SunOS release 5.7 and SunOS release 4 file systems are similar, but there are changes in the locations and names of system directories and files. There are also new file systems, new pseudo file systems, and one directory is not used.
Some of the changes to file system locations and names are:
The /dev directory has changed from a flat directory to a hierarchical one.
The /etc directory contains system configuration information. Several files and subdirectories have been added, removed, or changed.
The /etc/vfstab tab file replaces /etc/fstab.
The /etc/lp directory replaces /etc/printcap.
The SunOS release 5.7 /sbin directory contains the rc scripts used to alter system run levels as well as the rcs script used to initialize the system prior to mounting file systems.
The SunOS release 5.7 /usr directory contains sharable files and executables provided by the system.
The /var directory contains files that change sizes during normal operation. Several files and subdirectories in the /var directory have been added, removed, or changed.
The /var/mail directory replaces /var/spool/mail.
The terminfo database replaces termcap.
The SunOS release 5.7 pseudo file systems are:
CACHEFS pseudo file system - can be used to improve performance of slow devices such as a CD-ROM drive.
PROCFS pseudo file system - resides in memory and contains a list of active processes, by process number, in the /proc directory. See the proc(4) man page.
FDFS pseudo file system - provides explicit names for opening files using file descriptors.
FIFOFS pseudo file system - contains pipe files that give processes common access to data.

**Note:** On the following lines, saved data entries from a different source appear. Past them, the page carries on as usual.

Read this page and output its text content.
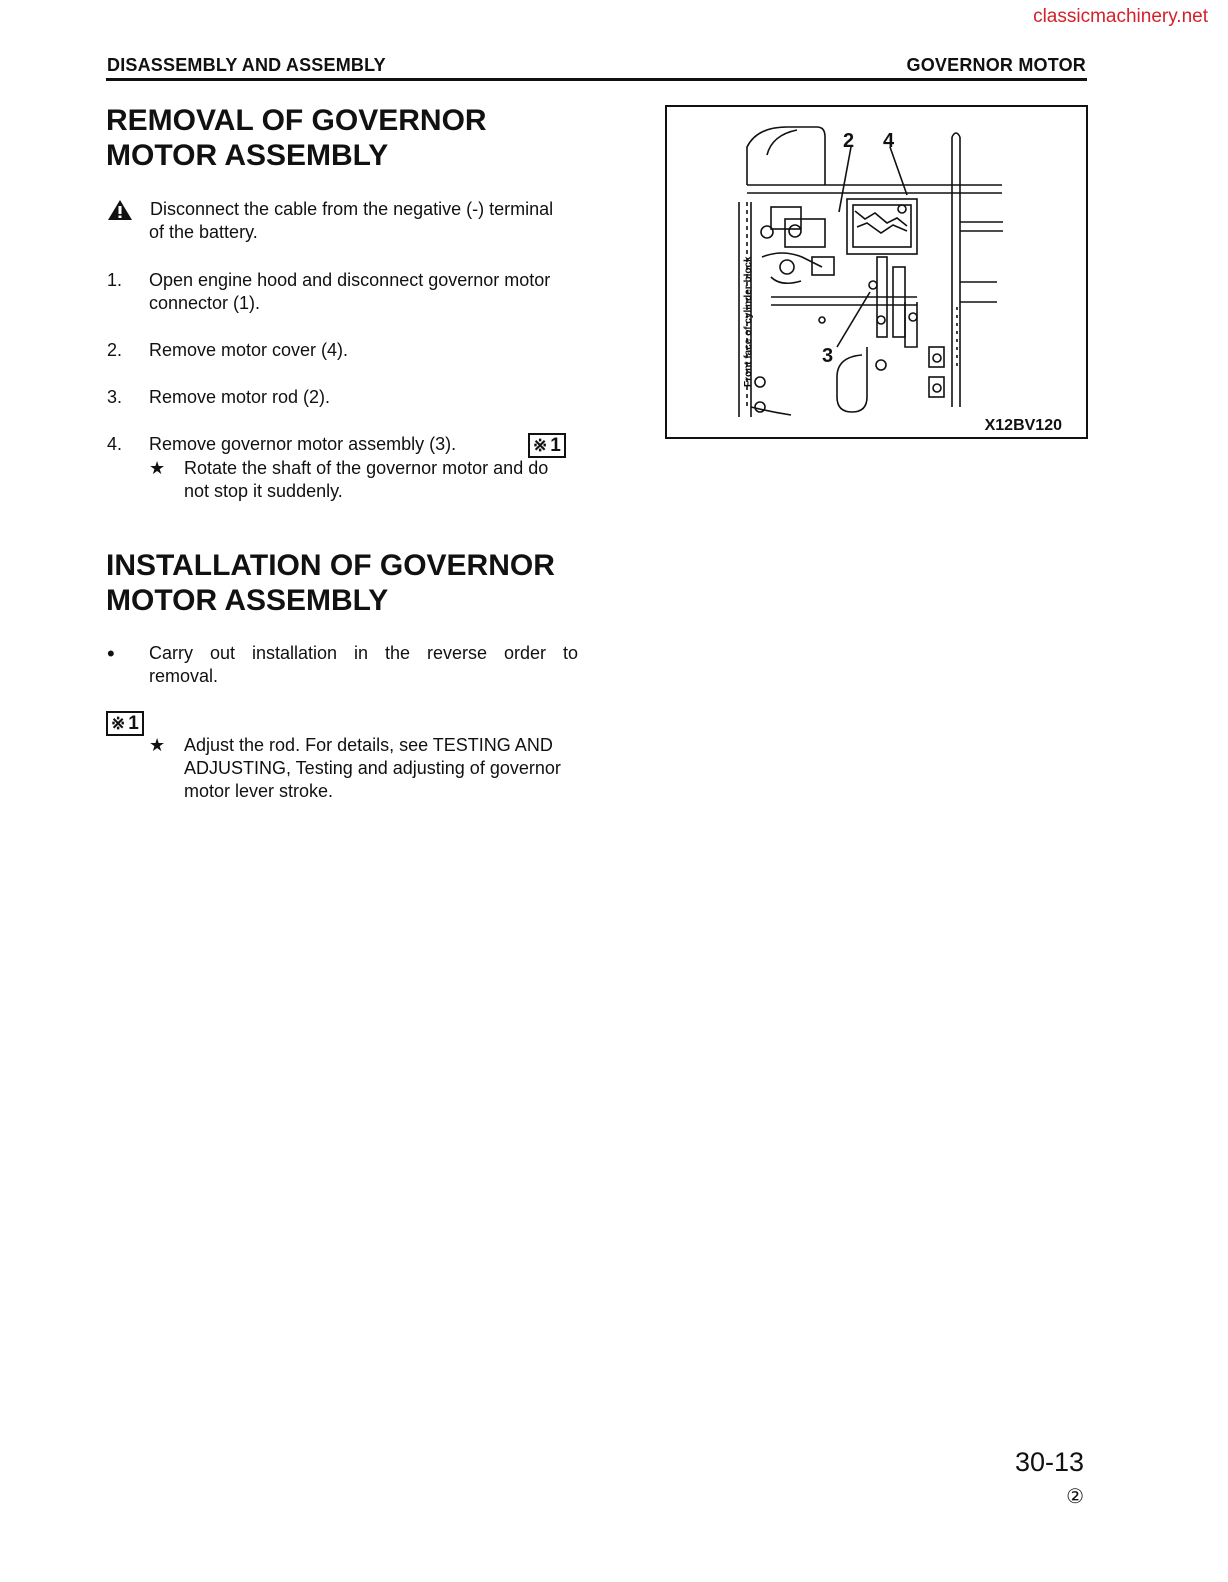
classicmachinery.net
DISASSEMBLY AND ASSEMBLY	GOVERNOR MOTOR
REMOVAL OF GOVERNOR
MOTOR ASSEMBLY
Disconnect the cable from the negative (-) terminal
of the battery.
1. Open engine hood and disconnect governor motor
connector (1).
2. Remove motor cover (4).
3. Remove motor rod (2).
4. Remove governor motor assembly (3).
★ Rotate the shaft of the governor motor and do
not stop it suddenly.
※ 1
INSTALLATION OF GOVERNOR
MOTOR ASSEMBLY
• Carry out installation in the reverse order to
removal.
★ Adjust the rod. For details, see TESTING AND
ADJUSTING, Testing and adjusting of governor
motor lever stroke.
※ 1
2 4
3
Front face of cylinder block
X12BV120
30-13
②
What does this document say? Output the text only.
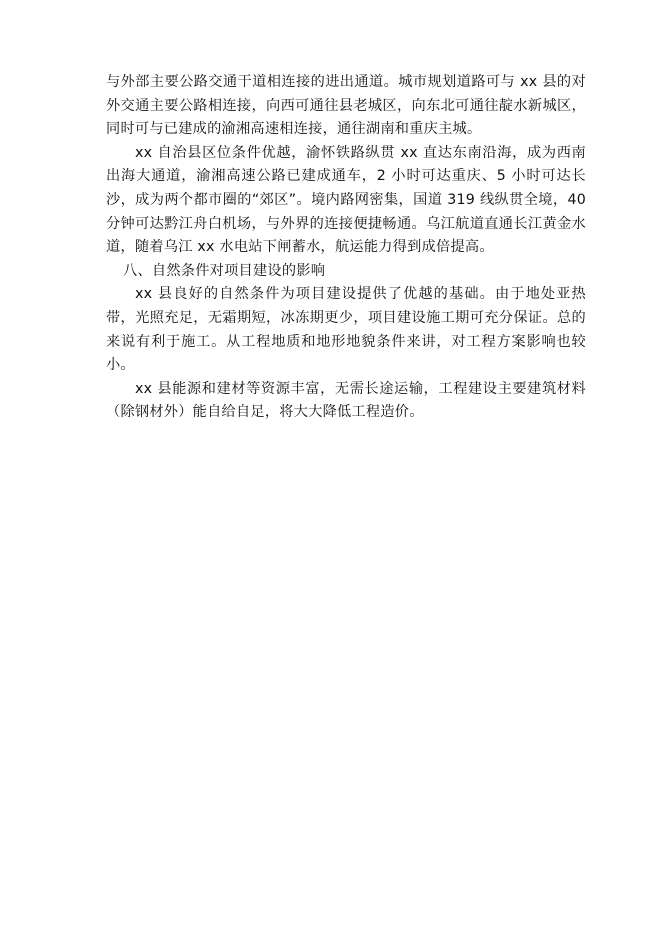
与外部主要公路交通干道相连接的进出通道。城市规划道路可与 xx 县的对外交通主要公路相连接，向西可通往县老城区，向东北可通往靛水新城区，同时可与已建成的渝湘高速相连接，通往湖南和重庆主城。

xx 自治县区位条件优越，渝怀铁路纵贯 xx 直达东南沿海，成为西南出海大通道，渝湘高速公路已建成通车，2 小时可达重庆、5 小时可达长沙，成为两个都市圈的“郊区”。境内路网密集，国道 319 线纵贯全境，40 分钟可达黔江舟白机场，与外界的连接便捷畅通。乌江航道直通长江黄金水道，随着乌江 xx 水电站下闸蓄水，航运能力得到成倍提高。

八、自然条件对项目建设的影响

xx 县良好的自然条件为项目建设提供了优越的基础。由于地处亚热带，光照充足，无霜期短，冰冻期更少，项目建设施工期可充分保证。总的来说有利于施工。从工程地质和地形地貌条件来讲，对工程方案影响也较小。

xx 县能源和建材等资源丰富，无需长途运输，工程建设主要建筑材料（除钢材外）能自给自足，将大大降低工程造价。
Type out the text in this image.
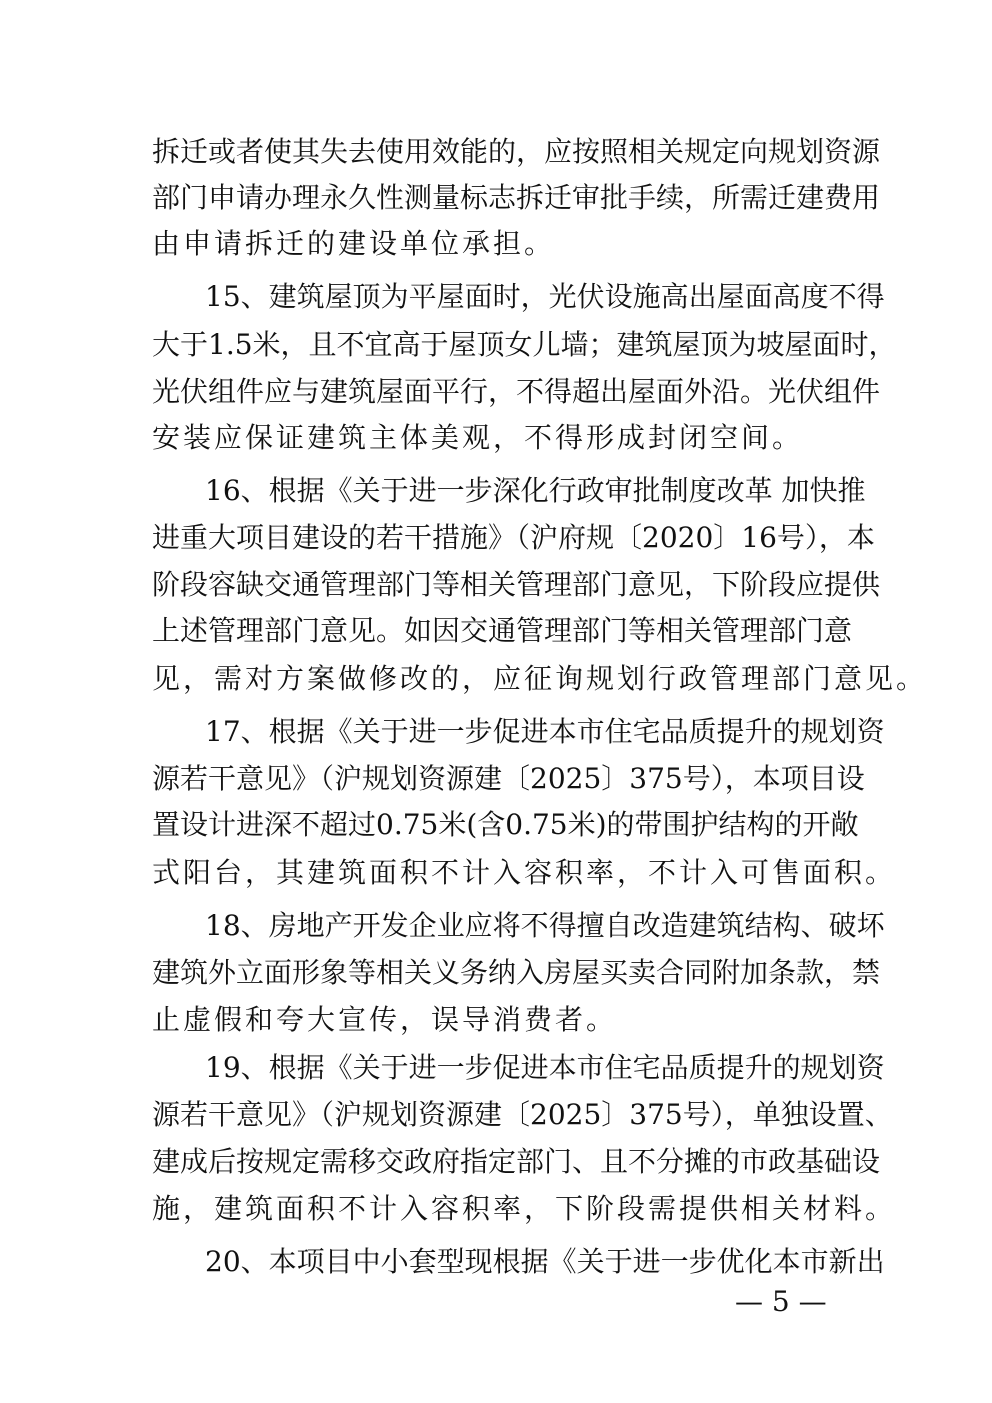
拆迁或者使其失去使用效能的，应按照相关规定向规划资源
部门申请办理永久性测量标志拆迁审批手续，所需迁建费用
由申请拆迁的建设单位承担。
15、建筑屋顶为平屋面时，光伏设施高出屋面高度不得
大于1.5米，且不宜高于屋顶女儿墙；建筑屋顶为坡屋面时，
光伏组件应与建筑屋面平行，不得超出屋面外沿。光伏组件
安装应保证建筑主体美观，不得形成封闭空间。
16、根据《关于进一步深化行政审批制度改革 加快推
进重大项目建设的若干措施》（沪府规〔2020〕16号），本
阶段容缺交通管理部门等相关管理部门意见，下阶段应提供
上述管理部门意见。如因交通管理部门等相关管理部门意
见，需对方案做修改的，应征询规划行政管理部门意见。
17、根据《关于进一步促进本市住宅品质提升的规划资
源若干意见》（沪规划资源建〔2025〕375号），本项目设
置设计进深不超过0.75米(含0.75米)的带围护结构的开敞
式阳台，其建筑面积不计入容积率，不计入可售面积。
18、房地产开发企业应将不得擅自改造建筑结构、破坏
建筑外立面形象等相关义务纳入房屋买卖合同附加条款，禁
止虚假和夸大宣传，误导消费者。
19、根据《关于进一步促进本市住宅品质提升的规划资
源若干意见》（沪规划资源建〔2025〕375号），单独设置、
建成后按规定需移交政府指定部门、且不分摊的市政基础设
施，建筑面积不计入容积率，下阶段需提供相关材料。
20、本项目中小套型现根据《关于进一步优化本市新出
— 5 —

NAMEFS pseudo file system - used mostly by STREAMS for dynamic mounts of file descriptors on top of files.
SWAPFS pseudo file system - the default swap device when the system boots, or you create additional swap space.
The following file systems are included in the SunOS release 5.7 directory structure:
The optional /opt file system, which can be used to store third-party or unbundled software. If /opt is not a separate file system, it may be a symbolic link to /usr/opt.
Support for the RFS file system type has been removed.